日が落ちれば、砂漠の冷気が体温を奪っていく。
意識が遠のく。目の前が揺れ、視界の端が暗くなっていく。
そのときだった――。
バタバタと鼓膜に何かが集まってくるような、砂がこぼれるような音が聞こえる
「ししょー!! 大変大変!! ひとが倒れてるよ!!」
遠くから声が聞こえた。
少女のような、元気だが少し慌てた高い声。
「落ち着きなさい、冒険者。
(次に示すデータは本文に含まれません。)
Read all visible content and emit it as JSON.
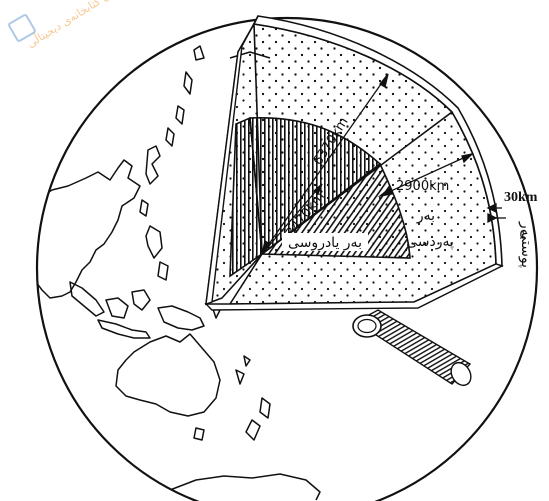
{
  "labels": {
    "core_radius": "3470km",
    "earth_radius": "6370km",
    "mantle_depth": "2900km",
    "crust_depth": "30km",
    "mantle_name_1": "بەر",
    "mantle_name_2": "پەردسی",
    "core_name": "بەر یادروسی",
    "crust_name_1": "بەر",
    "crust_name_2": "پوستی"
  },
  "watermark": {
    "text": "ئەکادیمیای کوردی کتابخانەی دیجیتاڵی"
  }
}
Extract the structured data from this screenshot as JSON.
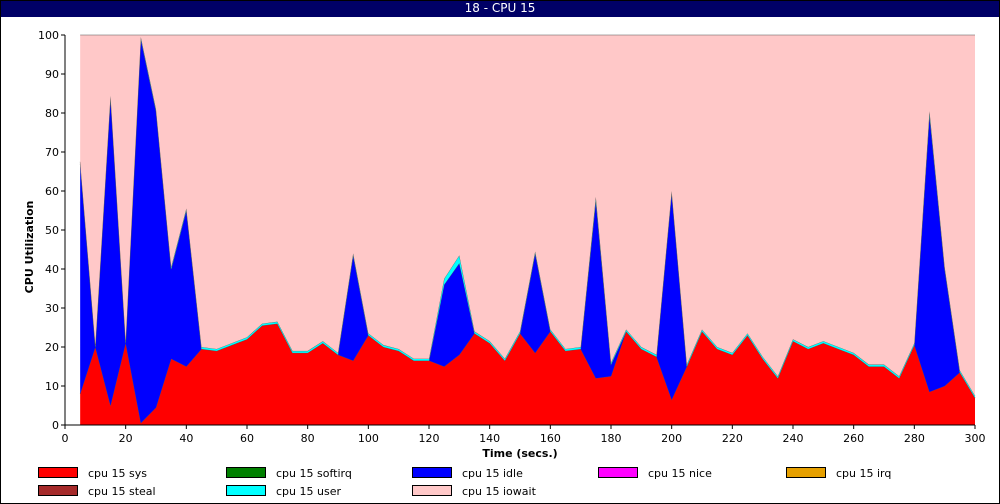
{
  "window_title": "18 - CPU 15",
  "chart_data": {
    "type": "area",
    "stacked": true,
    "xlabel": "Time (secs.)",
    "ylabel": "CPU Utilization",
    "xlim": [
      0,
      300
    ],
    "ylim": [
      0,
      100
    ],
    "x_ticks": [
      0,
      20,
      40,
      60,
      80,
      100,
      120,
      140,
      160,
      180,
      200,
      220,
      240,
      260,
      280,
      300
    ],
    "y_ticks": [
      0,
      10,
      20,
      30,
      40,
      50,
      60,
      70,
      80,
      90,
      100
    ],
    "grid": false,
    "legend_position": "bottom",
    "x": [
      5,
      10,
      15,
      20,
      25,
      30,
      35,
      40,
      45,
      50,
      55,
      60,
      65,
      70,
      75,
      80,
      85,
      90,
      95,
      100,
      105,
      110,
      115,
      120,
      125,
      130,
      135,
      140,
      145,
      150,
      155,
      160,
      165,
      170,
      175,
      180,
      185,
      190,
      195,
      200,
      205,
      210,
      215,
      220,
      225,
      230,
      235,
      240,
      245,
      250,
      255,
      260,
      265,
      270,
      275,
      280,
      285,
      290,
      295,
      300
    ],
    "series": [
      {
        "name": "cpu 15 sys",
        "color": "#ff0000",
        "values": [
          8,
          20,
          5,
          21,
          0.5,
          4.5,
          17,
          15,
          19.5,
          19,
          20.5,
          22,
          25.5,
          26,
          18.5,
          18.5,
          21,
          18,
          16.5,
          23,
          20,
          19,
          16.5,
          16.5,
          15,
          18,
          23.5,
          21,
          16.5,
          23.5,
          18.5,
          24,
          19,
          19.5,
          12,
          12.5,
          24,
          19.5,
          17.5,
          6.5,
          15,
          24,
          19.5,
          18,
          23,
          17,
          12,
          21.5,
          19.5,
          21,
          19.5,
          18,
          15,
          15,
          12,
          20.5,
          8.5,
          10,
          13.5,
          7
        ]
      },
      {
        "name": "cpu 15 softirq",
        "color": "#008000",
        "values": [
          0,
          0,
          0,
          0,
          0,
          0,
          0,
          0,
          0,
          0,
          0,
          0,
          0,
          0,
          0,
          0,
          0,
          0,
          0,
          0,
          0,
          0,
          0,
          0,
          0,
          0,
          0,
          0,
          0,
          0,
          0,
          0,
          0,
          0,
          0,
          0,
          0,
          0,
          0,
          0,
          0,
          0,
          0,
          0,
          0,
          0,
          0,
          0,
          0,
          0,
          0,
          0,
          0,
          0,
          0,
          0,
          0,
          0,
          0,
          0
        ]
      },
      {
        "name": "cpu 15 idle",
        "color": "#0000ff",
        "values": [
          59,
          0,
          79,
          0,
          98.5,
          76,
          23,
          40,
          0,
          0,
          0,
          0,
          0,
          0,
          0,
          0,
          0,
          0,
          27,
          0,
          0,
          0,
          0,
          0,
          21,
          23.5,
          0,
          0,
          0,
          0,
          25.5,
          0,
          0,
          0,
          45.5,
          3,
          0,
          0,
          0,
          53,
          0,
          0,
          0,
          0,
          0,
          0,
          0,
          0,
          0,
          0,
          0,
          0,
          0,
          0,
          0,
          0,
          71,
          30,
          0,
          0
        ]
      },
      {
        "name": "cpu 15 nice",
        "color": "#ff00ff",
        "values": [
          0,
          0,
          0,
          0,
          0,
          0,
          0,
          0,
          0,
          0,
          0,
          0,
          0,
          0,
          0,
          0,
          0,
          0,
          0,
          0,
          0,
          0,
          0,
          0,
          0,
          0,
          0,
          0,
          0,
          0,
          0,
          0,
          0,
          0,
          0,
          0,
          0,
          0,
          0,
          0,
          0,
          0,
          0,
          0,
          0,
          0,
          0,
          0,
          0,
          0,
          0,
          0,
          0,
          0,
          0,
          0,
          0,
          0,
          0,
          0
        ]
      },
      {
        "name": "cpu 15 irq",
        "color": "#e6a000",
        "values": [
          0,
          0,
          0,
          0,
          0,
          0,
          0,
          0,
          0,
          0,
          0,
          0,
          0,
          0,
          0,
          0,
          0,
          0,
          0,
          0,
          0,
          0,
          0,
          0,
          0,
          0,
          0,
          0,
          0,
          0,
          0,
          0,
          0,
          0,
          0,
          0,
          0,
          0,
          0,
          0,
          0,
          0,
          0,
          0,
          0,
          0,
          0,
          0,
          0,
          0,
          0,
          0,
          0,
          0,
          0,
          0,
          0,
          0,
          0,
          0
        ]
      },
      {
        "name": "cpu 15 steal",
        "color": "#a52a2a",
        "values": [
          0,
          0,
          0,
          0,
          0,
          0,
          0,
          0,
          0,
          0,
          0,
          0,
          0,
          0,
          0,
          0,
          0,
          0,
          0,
          0,
          0,
          0,
          0,
          0,
          0,
          0,
          0,
          0,
          0,
          0,
          0,
          0,
          0,
          0,
          0,
          0,
          0,
          0,
          0,
          0,
          0,
          0,
          0,
          0,
          0,
          0,
          0,
          0,
          0,
          0,
          0,
          0,
          0,
          0,
          0,
          0,
          0,
          0,
          0,
          0
        ]
      },
      {
        "name": "cpu 15 user",
        "color": "#00ffff",
        "values": [
          0.5,
          0.5,
          0.5,
          0.5,
          0.5,
          0.5,
          0.5,
          0.5,
          0.5,
          0.5,
          0.5,
          0.5,
          0.5,
          0.5,
          0.5,
          0.5,
          0.5,
          0.5,
          0.5,
          0.5,
          0.5,
          0.5,
          0.5,
          0.5,
          1.5,
          2,
          0.5,
          0.5,
          0.5,
          0.5,
          0.5,
          0.5,
          0.5,
          0.5,
          1,
          0.5,
          0.5,
          0.5,
          0.5,
          0.5,
          0.5,
          0.5,
          0.5,
          0.5,
          0.5,
          0.5,
          0.5,
          0.5,
          0.5,
          0.5,
          0.5,
          0.5,
          0.5,
          0.5,
          0.5,
          0.5,
          1,
          0.5,
          0.5,
          0.5
        ]
      },
      {
        "name": "cpu 15 iowait",
        "color": "#ffc8c8",
        "values": [
          32.5,
          79.5,
          15.5,
          78.5,
          0.5,
          19,
          59.5,
          44.5,
          80,
          80.5,
          79,
          77.5,
          74,
          73.5,
          81,
          81,
          78.5,
          81.5,
          56,
          76.5,
          79.5,
          80.5,
          83,
          83,
          62.5,
          56.5,
          76,
          78.5,
          83,
          76,
          55.5,
          75.5,
          80.5,
          80,
          41.5,
          84,
          75.5,
          80,
          82,
          40,
          84.5,
          75.5,
          80,
          81.5,
          76.5,
          82.5,
          87.5,
          78,
          80,
          78.5,
          80,
          81.5,
          84.5,
          84.5,
          87.5,
          79,
          19.5,
          59.5,
          86,
          92.5
        ]
      }
    ]
  }
}
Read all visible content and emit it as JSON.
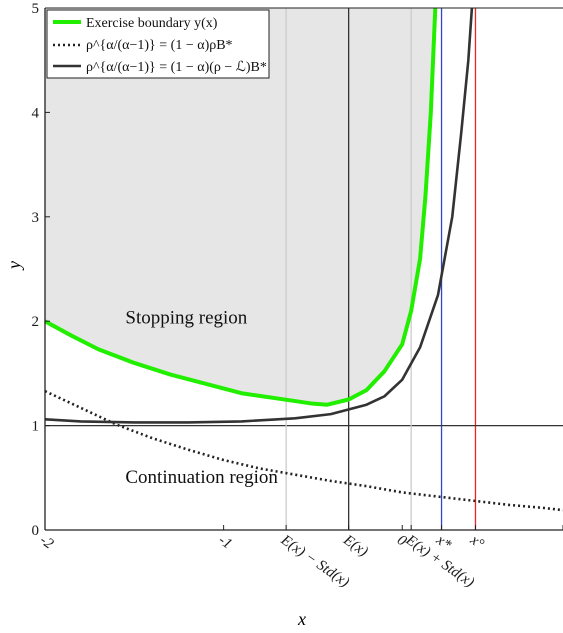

座標を列車に共有なさい」
今度は低く、落ち着いた大人の男の声。
冷静で、判断の早い言葉の響きだった。
――まるで芝居か夢のように、誰かが近づいてくる気配がある。
「大丈夫ですか!!」
声をかけられて優しく身体をゆすられる
「意識があるなら、手を握り返してください!!」
握られた手を弱々しく握り返す、精一杯の力を込めたはずだが。伝わるだろうか?
「!?、意識はまだあります。この様子は栄養失調……何でしょうかこれは。処置車両を! 緊急です!」
影が、光の中から飛び込んでくる。誰かが俺の身体を抱き上げ、何かを口に含ませる気配があった。
この声は……人間だ。
安心した、その瞬間。
世界はふたたび、ゆっくりと暗転した。